Having a simple water-based fluid provided very clear observations of drilled oil and mud-gas spikes as fractures were crossed. A gamma-ray sensor was also employed in the h-section, but was less effective in detecting fracture crossings. The mid section of the h-length appeared void of fracture crossings, while the far end accessed multiple fractures as it passed the original well bottom location.

Field Performance & Conclusions

Drilling operations, delayed from the original schedule by capital constraints and lack of rig availability, were conducted from September 12 to November 11, 2004. The planned well time was estimated as 39 days and overall cost as $2.4 million. The actual results are 66 days at a total cost of $3.4 million. Well productivity responses during subsequent flow and swabbing tests were negative. The well failed to inflow and only minor amounts (a few barrels) of light oil were recovered. The lack of production may suggest that actual sustainable reservoir pressure is far less than anticipated. The Operator is currently investigating the costs and operational viability of re-entering the well and conducting an FMI (fracture detection) log and/or an acid/frac stimulation.

Figure #5 above compares the planned and actual well path, figure #6 below provides a time/cost comparison between planned and actual performance.

 

The drilling time sheets indicate that the total “problem time” experienced on the well accounted for only 3.8% of total field operations. This definition of problem time is very subjective. From the authors’ perspective, there was a larger proportion of time lost due to avoidable errors and less than optimal operational decisions made on sight. The delays on the well were primarily due to a combination of:

A – Slower than anticipated penetration rates in both the intermediate and productive hole sections. The merit of PDC bits appeared attractive in this application. This was evidenced by the superior performance gained by this bit type in both the intermediate and productive sections versus conventional rock bits.

B- Slower than expected rig operations with numerous equipment failures, and extended liner and tie-back operations stemming from a failed primary cementing job and a space-out error in slave string placement.

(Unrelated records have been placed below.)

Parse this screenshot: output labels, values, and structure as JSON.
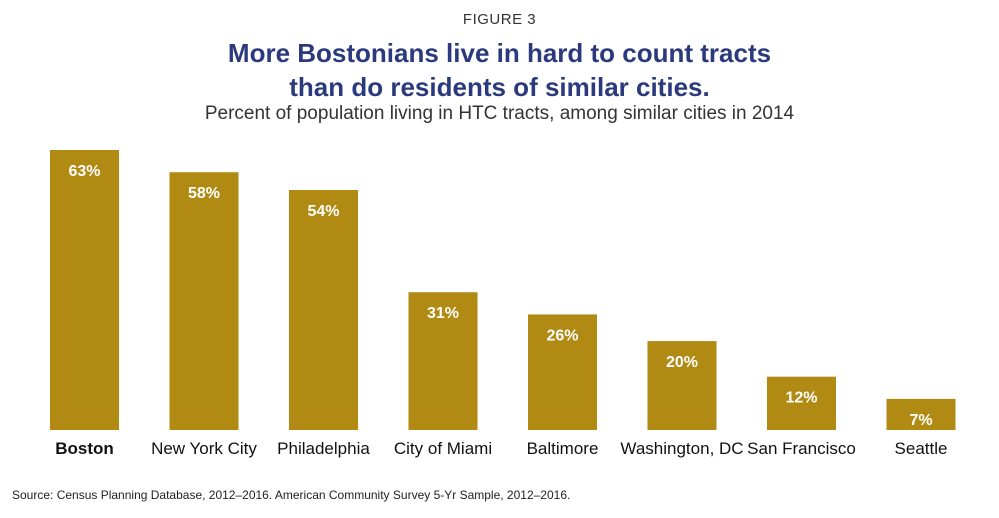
{
  "figure_label": "FIGURE 3",
  "title_line1": "More Bostonians live in hard to count tracts",
  "title_line2": "than do residents of similar cities.",
  "subtitle": "Percent of population living in HTC tracts, among similar cities in 2014",
  "source": "Source: Census Planning Database, 2012–2016. American Community Survey 5-Yr Sample, 2012–2016.",
  "colors": {
    "bar": "#b08a12",
    "title": "#2b3a7d"
  },
  "chart_data": {
    "type": "bar",
    "title": "More Bostonians live in hard to count tracts than do residents of similar cities.",
    "subtitle": "Percent of population living in HTC tracts, among similar cities in 2014",
    "categories": [
      "Boston",
      "New York City",
      "Philadelphia",
      "City of Miami",
      "Baltimore",
      "Washington, DC",
      "San Francisco",
      "Seattle"
    ],
    "values": [
      63,
      58,
      54,
      31,
      26,
      20,
      12,
      7
    ],
    "value_labels": [
      "63%",
      "58%",
      "54%",
      "31%",
      "26%",
      "20%",
      "12%",
      "7%"
    ],
    "highlight_category": "Boston",
    "xlabel": "",
    "ylabel": "",
    "ylim": [
      0,
      63
    ],
    "grid": false,
    "legend": "none"
  }
}
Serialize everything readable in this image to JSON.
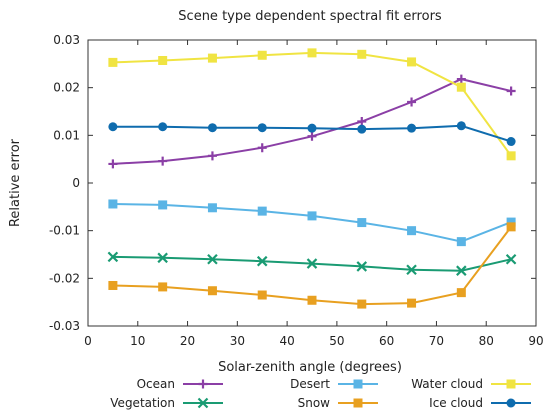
{
  "chart_data": {
    "type": "line",
    "title": "Scene type dependent spectral fit errors",
    "xlabel": "Solar-zenith angle (degrees)",
    "ylabel": "Relative error",
    "xlim": [
      0,
      90
    ],
    "ylim": [
      -0.03,
      0.03
    ],
    "xticks": [
      0,
      10,
      20,
      30,
      40,
      50,
      60,
      70,
      80,
      90
    ],
    "yticks": [
      -0.03,
      -0.02,
      -0.01,
      0,
      0.01,
      0.02,
      0.03
    ],
    "xtick_labels": [
      "0",
      "10",
      "20",
      "30",
      "40",
      "50",
      "60",
      "70",
      "80",
      "90"
    ],
    "ytick_labels": [
      "-0.03",
      "-0.02",
      "-0.01",
      "0",
      "0.01",
      "0.02",
      "0.03"
    ],
    "grid": false,
    "legend_position": "bottom",
    "x": [
      5,
      15,
      25,
      35,
      45,
      55,
      65,
      75,
      85
    ],
    "series": [
      {
        "name": "Ocean",
        "color": "#8B3FA6",
        "marker": "plus",
        "values": [
          0.004,
          0.0046,
          0.0057,
          0.0074,
          0.0098,
          0.0129,
          0.017,
          0.0218,
          0.0193
        ]
      },
      {
        "name": "Vegetation",
        "color": "#1A9B73",
        "marker": "cross",
        "values": [
          -0.0155,
          -0.0157,
          -0.016,
          -0.0164,
          -0.0169,
          -0.0175,
          -0.0182,
          -0.0184,
          -0.016
        ]
      },
      {
        "name": "Desert",
        "color": "#5AB4E5",
        "marker": "square",
        "values": [
          -0.0044,
          -0.0046,
          -0.0052,
          -0.0059,
          -0.0069,
          -0.0083,
          -0.01,
          -0.0123,
          -0.0082
        ]
      },
      {
        "name": "Snow",
        "color": "#E8A020",
        "marker": "square",
        "values": [
          -0.0215,
          -0.0218,
          -0.0226,
          -0.0235,
          -0.0246,
          -0.0254,
          -0.0252,
          -0.023,
          -0.0092
        ]
      },
      {
        "name": "Water cloud",
        "color": "#F0E442",
        "marker": "square",
        "values": [
          0.0253,
          0.0257,
          0.0262,
          0.0268,
          0.0273,
          0.027,
          0.0254,
          0.0201,
          0.0057
        ]
      },
      {
        "name": "Ice cloud",
        "color": "#0F6CAE",
        "marker": "circle",
        "values": [
          0.0118,
          0.0118,
          0.0116,
          0.0116,
          0.0115,
          0.0113,
          0.0115,
          0.012,
          0.0087
        ]
      }
    ]
  }
}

C- Numerous trips for failed motor and MWD assemblies in the productive interval. The bottom-hole pressure expectation of 250-260°F were discussed with the service provider, however, the adequate supply of appropriately designed and serviced motors must be challenged given the frequency of motor/MWD failures experienced (5 motor/MWD failures in the h-section).

Conclusions;

A – Horizontal, MPD applications are viable in these deeper HRM targets. The existence of conductive fractures/micro-fractures and sustainable dual-porosity reservoir pressure may be prerequisites for success.

B – The novel MPD drilling mode merits expanded application in this general setting. This drilling method provided good EWD capability, faster penetration, and minimal formation damage concern.

C – PDC bit application and customization should be more aggressively pursued in deep Monterey drilling projects.

D – Very stringent focus is required to ensure key staff continuity between planning and field operations phases. Properly briefed and adequately relieved field supervision providing 24 hour coverage is a necessity when conducting novel well construction operations. These field supervisors must strive to ensure that an open and effective “team” effort exists, particularly when novel drilling operations or well designs are being employed. With proper procedural planning of novel activities, the team is confident that similarly designed wells could be constructed in 30 days or less, with costs in the order of 50% of that experienced on this well.